Begin now, begin in the teeth of the worst loss
you've suffered, begin to praise. Begin now, begin
anew, no matter what. Take the first, hard step
and then take another, and still another, until
the Spirit chimes within your bones, indomitable.

Start over, from the bitterest taste of ashes
burning your tongue. Start over, though clearly
everything you've hoped, prayed, yearned for,
lies crushed. Start over, grope without a clue,
buoyed by what disdains surrender, indomitable.

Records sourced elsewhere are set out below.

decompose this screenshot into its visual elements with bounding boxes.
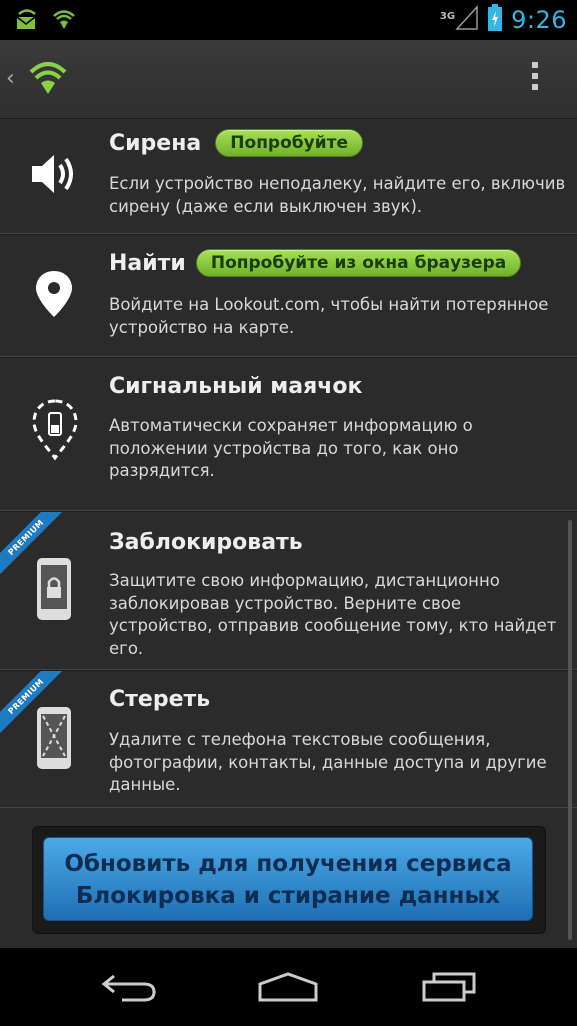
phone-lock-icon <box>36 557 72 625</box>
home-icon[interactable] <box>256 972 320 1008</box>
back-caret-icon[interactable]: ‹ <box>6 66 15 91</box>
signal-flare-icon <box>30 398 80 468</box>
location-pin-icon <box>34 269 74 323</box>
overflow-menu-icon[interactable] <box>531 62 539 95</box>
upgrade-button[interactable]: Обновить для получения сервиса Блокировк… <box>43 837 533 921</box>
clock: 9:26 <box>511 6 567 34</box>
item-description: Защитите свою информацию, дистанционно з… <box>109 571 557 658</box>
item-title: Сирена <box>109 130 202 156</box>
upgrade-line-1: Обновить для получения сервиса <box>64 851 512 877</box>
phone-wipe-icon <box>36 706 72 774</box>
item-description: Войдите на Lookout.com, чтобы найти поте… <box>109 295 549 337</box>
lookout-shield-icon <box>52 8 76 36</box>
list-item-siren: Сирена Попробуйте Если устройство непода… <box>0 118 577 234</box>
list-item-signal-flare: Сигнальный маячок Автоматически сохраняе… <box>0 357 577 511</box>
network-type: 3G <box>439 10 456 22</box>
navigation-bar <box>0 948 577 1026</box>
item-title: Найти <box>109 250 186 276</box>
lookout-mail-icon <box>14 8 40 36</box>
recent-apps-icon[interactable] <box>420 972 478 1008</box>
upgrade-panel: Обновить для получения сервиса Блокировк… <box>32 826 546 934</box>
try-find-browser-button[interactable]: Попробуйте из окна браузера <box>195 249 522 277</box>
upgrade-line-2: Блокировка и стирание данных <box>75 883 501 909</box>
try-siren-button[interactable]: Попробуйте <box>215 129 364 157</box>
item-description: Удалите с телефона текстовые сообщения, … <box>109 730 547 794</box>
list-item-lock: PREMIUM Заблокировать Защитите свою инфо… <box>0 511 577 670</box>
feature-list: Сирена Попробуйте Если устройство непода… <box>0 118 577 808</box>
list-item-find: Найти Попробуйте из окна браузера Войдит… <box>0 234 577 357</box>
speaker-icon <box>26 149 82 203</box>
scrollbar[interactable] <box>568 520 572 940</box>
item-title: Стереть <box>109 687 211 712</box>
item-description: Автоматически сохраняет информацию о пол… <box>109 416 473 480</box>
action-bar: ‹ <box>0 40 577 119</box>
signal-icon <box>455 5 479 35</box>
lookout-logo-icon[interactable] <box>28 58 68 102</box>
item-title: Сигнальный маячок <box>109 374 363 399</box>
battery-icon <box>487 4 503 36</box>
item-title: Заблокировать <box>109 530 303 555</box>
list-item-wipe: PREMIUM Стереть Удалите с телефона текст… <box>0 670 577 808</box>
back-icon[interactable] <box>100 972 158 1008</box>
status-bar: 3G 9:26 <box>0 0 577 40</box>
item-description: Если устройство неподалеку, найдите его,… <box>109 174 566 216</box>
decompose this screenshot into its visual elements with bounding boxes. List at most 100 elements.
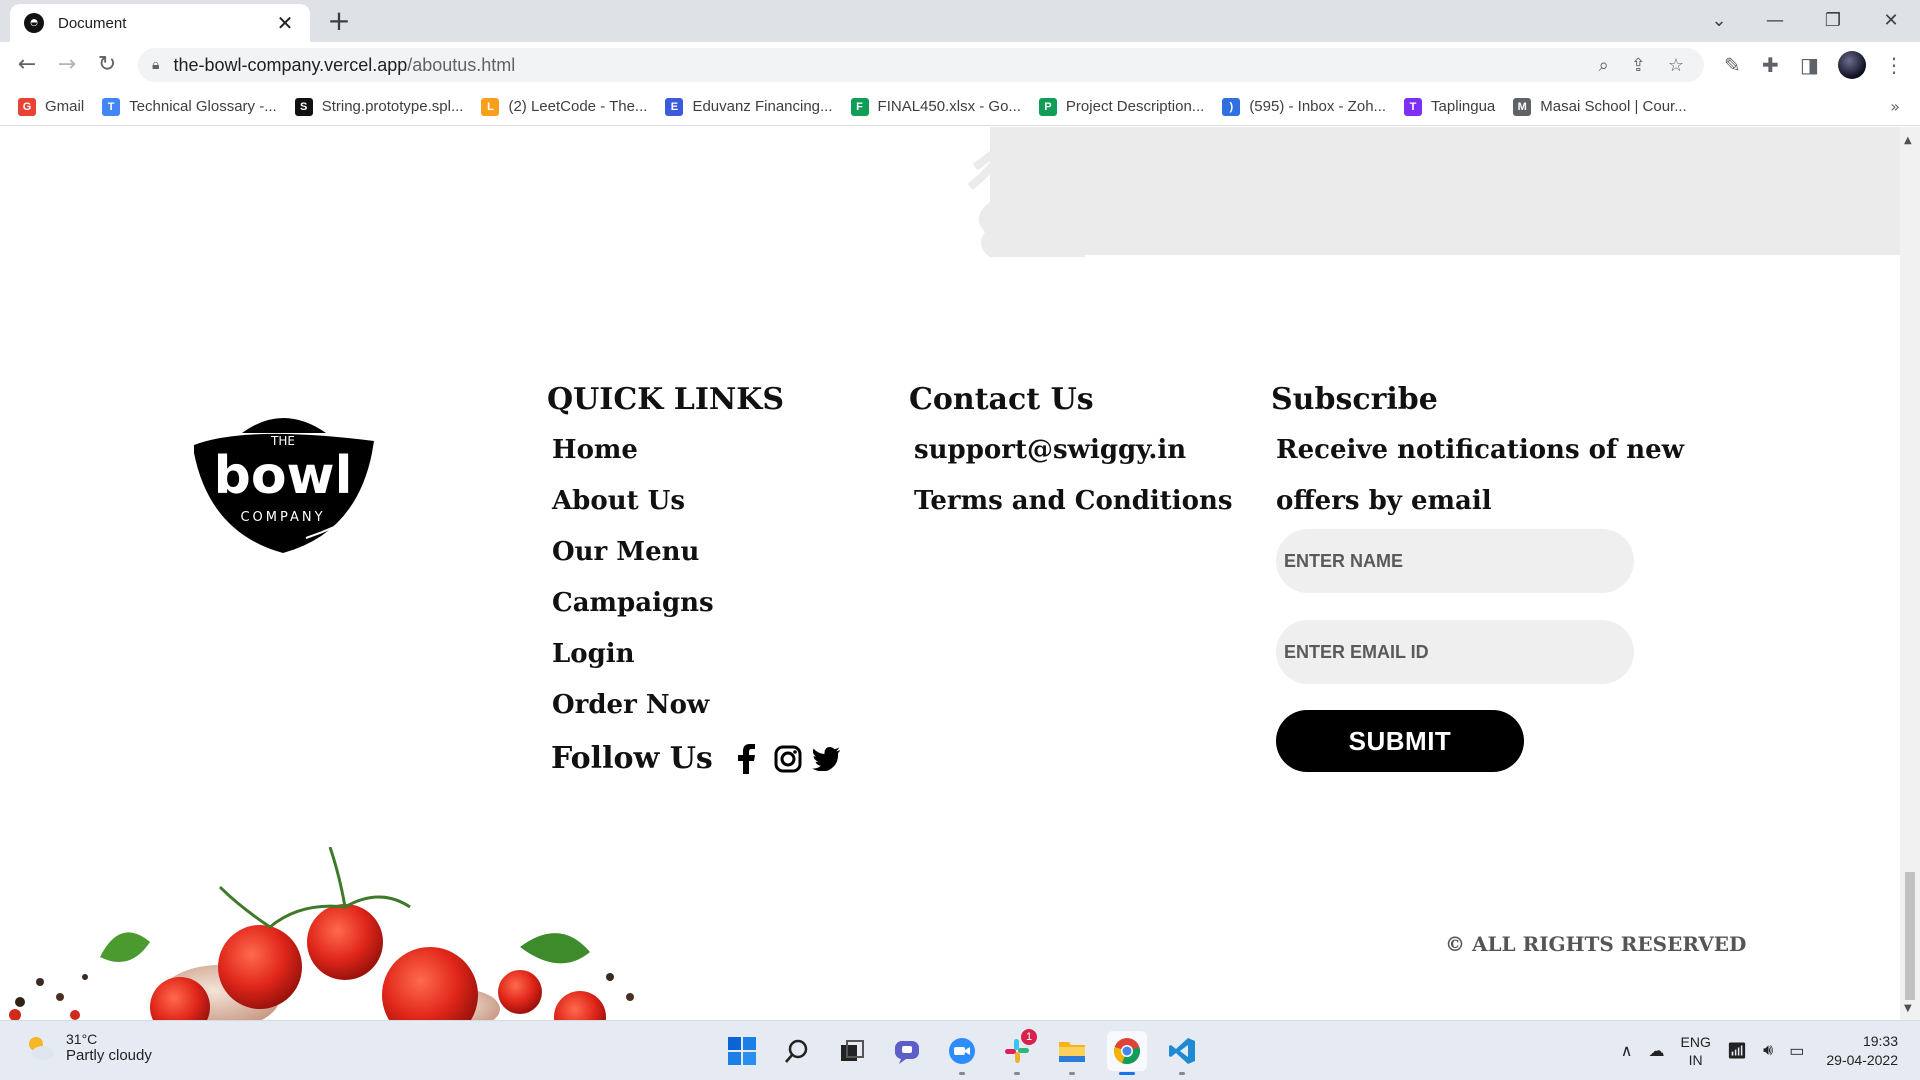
- link-terms-conditions[interactable]: Terms and Conditions: [914, 486, 1233, 516]
- volume-icon[interactable]: 🔊︎: [1763, 1042, 1773, 1060]
- bookmark-label: Technical Glossary -...: [129, 98, 277, 115]
- instagram-icon[interactable]: [773, 744, 803, 774]
- scrollbar-thumb[interactable]: [1905, 872, 1915, 1000]
- bookmark-item[interactable]: L (2) LeetCode - The...: [481, 97, 647, 116]
- task-view-icon[interactable]: [832, 1031, 872, 1071]
- link-our-menu[interactable]: Our Menu: [552, 537, 699, 567]
- bookmark-item[interactable]: E Eduvanz Financing...: [665, 97, 833, 116]
- clock[interactable]: 19:33 29-04-2022: [1826, 1032, 1898, 1070]
- reload-icon[interactable]: ↻: [92, 50, 122, 80]
- bookmark-item[interactable]: M Masai School | Cour...: [1513, 97, 1687, 116]
- close-window-button[interactable]: ✕: [1868, 4, 1914, 38]
- page-viewport: THE bowl COMPANY QUICK LINKS Home About …: [0, 127, 1900, 1020]
- close-tab-icon[interactable]: ✕: [274, 11, 296, 35]
- scroll-up-arrow-icon[interactable]: ▲: [1904, 135, 1912, 146]
- bookmark-star-icon[interactable]: ☆: [1668, 55, 1684, 76]
- contact-us-heading: Contact Us: [909, 382, 1094, 417]
- quick-links-heading: QUICK LINKS: [547, 382, 785, 417]
- show-hidden-icons-chevron-icon[interactable]: ∧: [1621, 1041, 1633, 1061]
- slack-icon[interactable]: 1: [997, 1029, 1037, 1075]
- gray-banner: [990, 127, 1900, 255]
- chrome-icon[interactable]: [1107, 1031, 1147, 1075]
- forward-icon[interactable]: →: [52, 50, 82, 80]
- bookmark-item[interactable]: F FINAL450.xlsx - Go...: [850, 97, 1021, 116]
- extensions-icon[interactable]: ✚: [1762, 50, 1779, 80]
- bowl-favicon-icon: ◓: [24, 13, 44, 33]
- language-code: ENG: [1680, 1034, 1711, 1050]
- share-icon[interactable]: ⇪: [1631, 55, 1646, 76]
- link-login[interactable]: Login: [552, 639, 635, 669]
- page-scrollbar[interactable]: ▲ ▼: [1900, 127, 1920, 1020]
- back-icon[interactable]: ←: [12, 50, 42, 80]
- bookmark-label: Taplingua: [1431, 98, 1496, 115]
- link-about-us[interactable]: About Us: [552, 486, 685, 516]
- address-bar[interactable]: 🔒︎ the-bowl-company.vercel.app/aboutus.h…: [138, 48, 1704, 82]
- onedrive-cloud-icon[interactable]: ☁: [1649, 1041, 1665, 1061]
- facebook-icon[interactable]: [731, 743, 761, 774]
- bookmark-item[interactable]: S String.prototype.spl...: [294, 97, 464, 116]
- zoom-app-icon[interactable]: [942, 1031, 982, 1075]
- twitter-icon[interactable]: [811, 744, 841, 774]
- profile-avatar[interactable]: [1838, 50, 1866, 80]
- windows-start-icon[interactable]: [722, 1031, 762, 1071]
- language-indicator[interactable]: ENG IN: [1681, 1033, 1711, 1069]
- name-input[interactable]: [1276, 529, 1634, 593]
- bookmark-item[interactable]: G Gmail: [18, 97, 84, 116]
- search-icon[interactable]: [777, 1031, 817, 1071]
- link-campaigns[interactable]: Campaigns: [552, 588, 714, 618]
- more-bookmarks-icon[interactable]: »: [1890, 97, 1900, 116]
- bookmark-item[interactable]: T Taplingua: [1404, 97, 1496, 116]
- pen-extension-icon[interactable]: ✎: [1724, 50, 1741, 80]
- bookmark-label: Eduvanz Financing...: [692, 98, 833, 115]
- logo-bottom-text: COMPANY: [240, 510, 325, 525]
- tab-search-icon[interactable]: ⌄: [1696, 4, 1742, 38]
- tab-title: Document: [58, 14, 127, 32]
- link-order-now[interactable]: Order Now: [552, 690, 709, 720]
- menu-icon[interactable]: ⋮: [1884, 50, 1904, 80]
- sheets-icon: P: [1038, 97, 1057, 116]
- slack-notification-badge: 1: [1021, 1029, 1037, 1045]
- subscribe-heading: Subscribe: [1271, 382, 1438, 417]
- wifi-icon[interactable]: 📶︎: [1727, 1041, 1747, 1061]
- globe-icon: M: [1513, 97, 1532, 116]
- file-explorer-icon[interactable]: [1052, 1031, 1092, 1075]
- bookmark-label: String.prototype.spl...: [321, 98, 464, 115]
- bowl-company-logo: THE bowl COMPANY: [194, 418, 374, 553]
- follow-us-row: Follow Us: [551, 741, 841, 776]
- link-support-email[interactable]: support@swiggy.in: [914, 435, 1186, 465]
- restore-button[interactable]: ❐: [1810, 4, 1856, 38]
- language-region: IN: [1688, 1052, 1703, 1068]
- bookmark-item[interactable]: P Project Description...: [1038, 97, 1204, 116]
- bookmark-item[interactable]: ) (595) - Inbox - Zoh...: [1222, 97, 1387, 116]
- partly-cloudy-icon: [29, 1036, 54, 1060]
- weather-widget[interactable]: 31°C Partly cloudy: [24, 1031, 152, 1064]
- scroll-down-arrow-icon[interactable]: ▼: [1904, 1003, 1912, 1014]
- browser-tab[interactable]: ◓ Document ✕: [10, 4, 310, 42]
- bookmark-item[interactable]: T Technical Glossary -...: [102, 97, 277, 116]
- lock-icon: 🔒︎: [152, 57, 160, 73]
- copyright-text: © ALL RIGHTS RESERVED: [1445, 932, 1747, 956]
- vscode-icon[interactable]: [1162, 1031, 1202, 1075]
- bookmark-label: FINAL450.xlsx - Go...: [877, 98, 1021, 115]
- clock-date: 29-04-2022: [1826, 1052, 1898, 1068]
- docs-icon: T: [102, 97, 121, 116]
- battery-icon[interactable]: ▭: [1789, 1041, 1804, 1061]
- submit-button[interactable]: SUBMIT: [1276, 710, 1524, 772]
- new-tab-button[interactable]: +: [324, 6, 354, 36]
- tomatoes-decoration-image: [9, 847, 634, 1020]
- weather-temperature: 31°C: [66, 1031, 98, 1047]
- teams-chat-icon[interactable]: [887, 1031, 927, 1071]
- link-home[interactable]: Home: [552, 435, 638, 465]
- side-panel-icon[interactable]: ◨: [1800, 50, 1819, 80]
- follow-us-label: Follow Us: [551, 741, 713, 776]
- zoom-icon[interactable]: ⌕: [1599, 55, 1609, 76]
- clock-time: 19:33: [1862, 1033, 1898, 1049]
- windows-taskbar: 31°C Partly cloudy 1 ∧ ☁ ENG IN 📶︎ 🔊︎ ▭ …: [0, 1020, 1920, 1080]
- url-path: /aboutus.html: [407, 54, 516, 75]
- drive-icon: F: [850, 97, 869, 116]
- mdn-icon: S: [294, 97, 313, 116]
- browser-toolbar: ← → ↻ 🔒︎ the-bowl-company.vercel.app/abo…: [0, 42, 1920, 88]
- email-input[interactable]: [1276, 620, 1634, 684]
- bookmark-label: (595) - Inbox - Zoh...: [1249, 98, 1387, 115]
- minimize-button[interactable]: —: [1752, 4, 1798, 38]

Keep growing, when nothing left seems alive,
not even your heart. Keep growing, break free
from that old, petrified shell, the dead past
clogged by phantoms and shadows. Keep growing--
beyond whoever you dreamed you were, indomitable.

Love again, despite the grief gutting your soul.
Quarry it out, rage after rage, tear after tear.
Love again, love unflinchingly, till you reach
a place where love consumes your cruellest fear.
Love again, and you will rise again, indomitable.

                                ***

     I don't know if my brother's going to make it. I don't know how much I can do for him, how much is even humanly possible. But I do know now that, nevertheless, I will never stop trying. Am I not my brother's keeper? Aren't we all?


For I was hungry and you gave me food, I was thirsty and you gave me drink, I was a stranger and you welcomed me, I was naked and you clothed me, I was sick and you visited me, I was in prison and you came to me.